Very few states have developed a statewide inventory of public school facilities. The states that do have this information ultimately have a much better understanding of the school buildings and sites utilized by their school districts. In some instances, the information and data are used when requests are submitted for state funding. It also helps states respond to inquiries from private citizens and the media. The facility inventory in some states is accessible on-line, although the type and depth of information varies among states. Updating the information is an ongoing task and, in some states, it is the responsibility of the school district to enter the data annually. Information pertaining to the condition of the facility as well as previous expenditures can provide valuable information as decisions are being made for future projects at the school.

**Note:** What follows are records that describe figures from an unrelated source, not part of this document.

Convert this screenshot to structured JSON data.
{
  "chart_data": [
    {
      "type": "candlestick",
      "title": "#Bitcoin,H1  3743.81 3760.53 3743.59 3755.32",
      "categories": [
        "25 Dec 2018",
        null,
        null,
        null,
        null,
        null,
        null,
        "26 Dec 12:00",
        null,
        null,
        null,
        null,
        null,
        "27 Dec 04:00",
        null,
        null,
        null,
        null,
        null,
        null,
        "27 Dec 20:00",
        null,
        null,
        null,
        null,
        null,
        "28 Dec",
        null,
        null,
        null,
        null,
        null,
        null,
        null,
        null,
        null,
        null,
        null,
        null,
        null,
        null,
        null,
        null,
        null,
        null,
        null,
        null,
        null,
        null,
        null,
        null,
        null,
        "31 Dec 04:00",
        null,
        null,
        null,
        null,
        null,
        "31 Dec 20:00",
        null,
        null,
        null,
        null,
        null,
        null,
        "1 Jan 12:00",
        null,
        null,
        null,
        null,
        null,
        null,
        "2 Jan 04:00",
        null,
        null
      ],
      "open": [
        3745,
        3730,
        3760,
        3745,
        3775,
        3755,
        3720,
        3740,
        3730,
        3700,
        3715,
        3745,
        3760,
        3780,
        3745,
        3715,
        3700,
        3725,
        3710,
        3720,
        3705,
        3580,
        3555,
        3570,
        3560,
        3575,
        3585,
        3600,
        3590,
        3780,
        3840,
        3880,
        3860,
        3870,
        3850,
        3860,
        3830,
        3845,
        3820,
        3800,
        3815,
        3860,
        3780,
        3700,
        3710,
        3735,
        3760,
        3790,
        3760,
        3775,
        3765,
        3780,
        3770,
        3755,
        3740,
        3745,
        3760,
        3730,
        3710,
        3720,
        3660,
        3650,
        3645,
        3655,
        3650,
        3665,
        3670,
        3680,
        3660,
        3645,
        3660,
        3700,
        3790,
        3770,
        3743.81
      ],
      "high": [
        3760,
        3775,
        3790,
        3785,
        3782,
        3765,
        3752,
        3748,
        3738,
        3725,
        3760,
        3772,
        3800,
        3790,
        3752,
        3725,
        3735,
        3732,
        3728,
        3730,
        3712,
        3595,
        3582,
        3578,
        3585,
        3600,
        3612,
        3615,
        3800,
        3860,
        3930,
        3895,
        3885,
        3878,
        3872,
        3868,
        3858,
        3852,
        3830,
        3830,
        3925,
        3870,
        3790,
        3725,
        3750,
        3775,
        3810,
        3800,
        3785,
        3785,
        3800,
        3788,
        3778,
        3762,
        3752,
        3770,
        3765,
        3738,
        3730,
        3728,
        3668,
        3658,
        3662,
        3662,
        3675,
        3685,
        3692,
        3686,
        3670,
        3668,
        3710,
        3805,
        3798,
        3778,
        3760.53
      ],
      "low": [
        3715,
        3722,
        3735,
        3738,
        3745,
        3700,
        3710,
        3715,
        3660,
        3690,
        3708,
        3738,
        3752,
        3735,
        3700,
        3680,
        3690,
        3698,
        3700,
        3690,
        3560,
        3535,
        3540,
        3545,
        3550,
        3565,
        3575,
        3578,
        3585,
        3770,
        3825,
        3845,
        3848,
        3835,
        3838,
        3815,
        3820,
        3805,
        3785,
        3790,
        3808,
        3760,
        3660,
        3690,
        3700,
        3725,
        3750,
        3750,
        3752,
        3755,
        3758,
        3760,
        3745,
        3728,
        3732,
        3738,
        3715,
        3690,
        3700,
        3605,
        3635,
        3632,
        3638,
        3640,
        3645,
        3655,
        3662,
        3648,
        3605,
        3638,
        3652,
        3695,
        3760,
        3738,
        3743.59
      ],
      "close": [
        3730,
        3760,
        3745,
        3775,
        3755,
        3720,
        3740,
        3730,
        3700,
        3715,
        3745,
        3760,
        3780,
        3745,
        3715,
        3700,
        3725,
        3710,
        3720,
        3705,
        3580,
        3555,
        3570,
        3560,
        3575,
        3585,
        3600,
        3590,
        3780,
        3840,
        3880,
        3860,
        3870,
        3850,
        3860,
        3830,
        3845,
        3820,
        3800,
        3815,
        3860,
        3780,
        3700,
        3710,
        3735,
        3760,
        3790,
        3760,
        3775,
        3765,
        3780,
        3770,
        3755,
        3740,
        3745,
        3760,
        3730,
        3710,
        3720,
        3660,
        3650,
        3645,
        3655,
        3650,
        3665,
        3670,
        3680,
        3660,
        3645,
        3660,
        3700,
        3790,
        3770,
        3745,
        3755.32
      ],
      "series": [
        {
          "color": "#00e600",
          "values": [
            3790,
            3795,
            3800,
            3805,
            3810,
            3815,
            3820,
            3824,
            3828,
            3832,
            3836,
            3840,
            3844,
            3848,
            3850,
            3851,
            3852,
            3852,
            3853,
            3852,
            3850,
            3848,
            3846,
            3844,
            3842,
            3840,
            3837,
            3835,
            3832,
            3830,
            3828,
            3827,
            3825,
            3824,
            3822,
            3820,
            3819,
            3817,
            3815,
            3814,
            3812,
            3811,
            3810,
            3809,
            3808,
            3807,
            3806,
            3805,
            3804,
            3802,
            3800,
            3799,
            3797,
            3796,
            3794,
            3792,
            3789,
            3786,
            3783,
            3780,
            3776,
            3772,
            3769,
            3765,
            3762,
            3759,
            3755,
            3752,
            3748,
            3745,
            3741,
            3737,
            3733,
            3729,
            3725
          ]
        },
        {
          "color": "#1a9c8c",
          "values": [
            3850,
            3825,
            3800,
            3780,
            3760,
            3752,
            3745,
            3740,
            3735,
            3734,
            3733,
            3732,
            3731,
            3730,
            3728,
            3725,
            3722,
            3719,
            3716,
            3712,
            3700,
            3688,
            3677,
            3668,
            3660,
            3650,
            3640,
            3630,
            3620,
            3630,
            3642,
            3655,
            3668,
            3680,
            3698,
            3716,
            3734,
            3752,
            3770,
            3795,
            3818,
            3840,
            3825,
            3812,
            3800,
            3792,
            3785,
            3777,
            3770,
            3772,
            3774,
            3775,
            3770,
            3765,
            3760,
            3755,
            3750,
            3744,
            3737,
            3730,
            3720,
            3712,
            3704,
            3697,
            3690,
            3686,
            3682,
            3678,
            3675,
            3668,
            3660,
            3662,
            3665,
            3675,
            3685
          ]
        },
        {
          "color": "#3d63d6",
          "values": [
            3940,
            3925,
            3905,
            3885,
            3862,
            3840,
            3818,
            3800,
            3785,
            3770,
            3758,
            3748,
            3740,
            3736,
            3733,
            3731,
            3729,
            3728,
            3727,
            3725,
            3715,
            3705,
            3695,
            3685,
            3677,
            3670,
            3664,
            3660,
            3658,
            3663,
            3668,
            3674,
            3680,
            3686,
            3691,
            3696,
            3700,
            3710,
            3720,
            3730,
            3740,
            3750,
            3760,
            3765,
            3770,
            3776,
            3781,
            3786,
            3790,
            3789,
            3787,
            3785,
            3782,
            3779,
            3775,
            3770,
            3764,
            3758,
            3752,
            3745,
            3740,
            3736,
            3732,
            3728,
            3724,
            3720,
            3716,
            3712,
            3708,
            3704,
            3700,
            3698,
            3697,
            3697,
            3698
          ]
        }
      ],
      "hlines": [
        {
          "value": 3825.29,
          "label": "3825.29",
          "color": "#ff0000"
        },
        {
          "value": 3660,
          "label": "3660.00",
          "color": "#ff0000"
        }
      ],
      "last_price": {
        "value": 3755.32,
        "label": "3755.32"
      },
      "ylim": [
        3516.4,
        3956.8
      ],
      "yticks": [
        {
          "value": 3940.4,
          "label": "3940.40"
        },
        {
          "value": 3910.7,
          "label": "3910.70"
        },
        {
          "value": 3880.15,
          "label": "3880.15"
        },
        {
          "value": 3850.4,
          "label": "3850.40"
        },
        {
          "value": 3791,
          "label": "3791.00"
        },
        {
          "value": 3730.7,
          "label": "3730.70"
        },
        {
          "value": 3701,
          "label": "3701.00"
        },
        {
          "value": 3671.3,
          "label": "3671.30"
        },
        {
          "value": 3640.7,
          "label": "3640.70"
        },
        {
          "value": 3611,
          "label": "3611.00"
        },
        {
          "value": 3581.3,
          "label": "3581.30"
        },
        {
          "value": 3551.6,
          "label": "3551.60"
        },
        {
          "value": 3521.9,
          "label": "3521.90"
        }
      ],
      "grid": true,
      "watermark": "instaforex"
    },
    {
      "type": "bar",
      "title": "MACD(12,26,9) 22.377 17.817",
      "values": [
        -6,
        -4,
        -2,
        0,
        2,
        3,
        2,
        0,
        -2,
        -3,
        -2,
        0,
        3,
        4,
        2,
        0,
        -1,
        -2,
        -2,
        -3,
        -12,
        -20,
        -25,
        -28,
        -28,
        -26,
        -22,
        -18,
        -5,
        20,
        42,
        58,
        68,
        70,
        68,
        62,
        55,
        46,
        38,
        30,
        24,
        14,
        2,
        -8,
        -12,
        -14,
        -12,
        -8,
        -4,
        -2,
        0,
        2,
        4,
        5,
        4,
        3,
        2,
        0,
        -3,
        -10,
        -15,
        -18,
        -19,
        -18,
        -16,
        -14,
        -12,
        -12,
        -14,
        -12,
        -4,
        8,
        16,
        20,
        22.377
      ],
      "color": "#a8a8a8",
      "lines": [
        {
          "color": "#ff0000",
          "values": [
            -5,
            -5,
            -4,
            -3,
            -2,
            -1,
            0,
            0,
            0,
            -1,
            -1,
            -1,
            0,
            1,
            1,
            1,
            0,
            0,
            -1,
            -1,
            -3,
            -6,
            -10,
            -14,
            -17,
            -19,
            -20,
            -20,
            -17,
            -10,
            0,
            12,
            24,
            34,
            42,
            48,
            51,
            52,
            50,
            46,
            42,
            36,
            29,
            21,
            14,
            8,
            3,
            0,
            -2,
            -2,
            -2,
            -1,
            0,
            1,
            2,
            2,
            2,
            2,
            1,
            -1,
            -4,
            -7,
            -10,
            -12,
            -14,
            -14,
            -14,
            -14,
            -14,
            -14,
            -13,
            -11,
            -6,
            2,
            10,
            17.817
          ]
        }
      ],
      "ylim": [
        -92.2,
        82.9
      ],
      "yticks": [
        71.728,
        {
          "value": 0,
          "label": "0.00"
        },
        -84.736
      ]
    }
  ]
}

A statewide database is not useful unless the data elements, the collection methodology, the accuracy, and the timeliness of the information are maintained. In order for the information to be consistent, it needs centralized direction, training for data entry, and funding to maintain the system. States can collect the data themselves, hire contractors to collect it, or utilize staff at local school district levels. The latter may be the cost effective approach, and relies on those who have the most internal knowledge of the facilities. However, using local districts does require that the state provide training and funding, when necessary, so that the information reported is consistent from area to area and so that local districts are not burdened by data collection requirements.
Establishing a set of data elements for a survey is a difficult task. It requires consistent collection and processing of data as well as data sufficient to present a true and complete picture of school facility conditions. A minimum number of elements with simple and explicit directions will result in the most reliable data. Attempting to serve too many purposes or too many programs with the same survey may present problems. Testing the forms and procedures with a small sample group is a cost-effective way to avoid problems and pitfalls, debug the system, and make required adjustments.
Standards for consistent and comparable data require a centralized process and a clear definition of terms, particularly as they relates to the condition rating of the building. There is also the need for training, testing, and verification prior to full implementation.
The development of detailed guidelines for completing the facility inventory, including some examples, is recommended. As a means of follow-up, a procedure included in the process for the state to verify the data and information on a periodic basis should be established.
Making information about school facility conditions public has a three-fold purpose. First, it informs parents and children about the condition of structures in their community. Secondly, it provides valuable information to the community about the condition of public assets that are taxpayer supported. And thirdly, it holds public officials accountable for their management and maintenance of the public school facilities.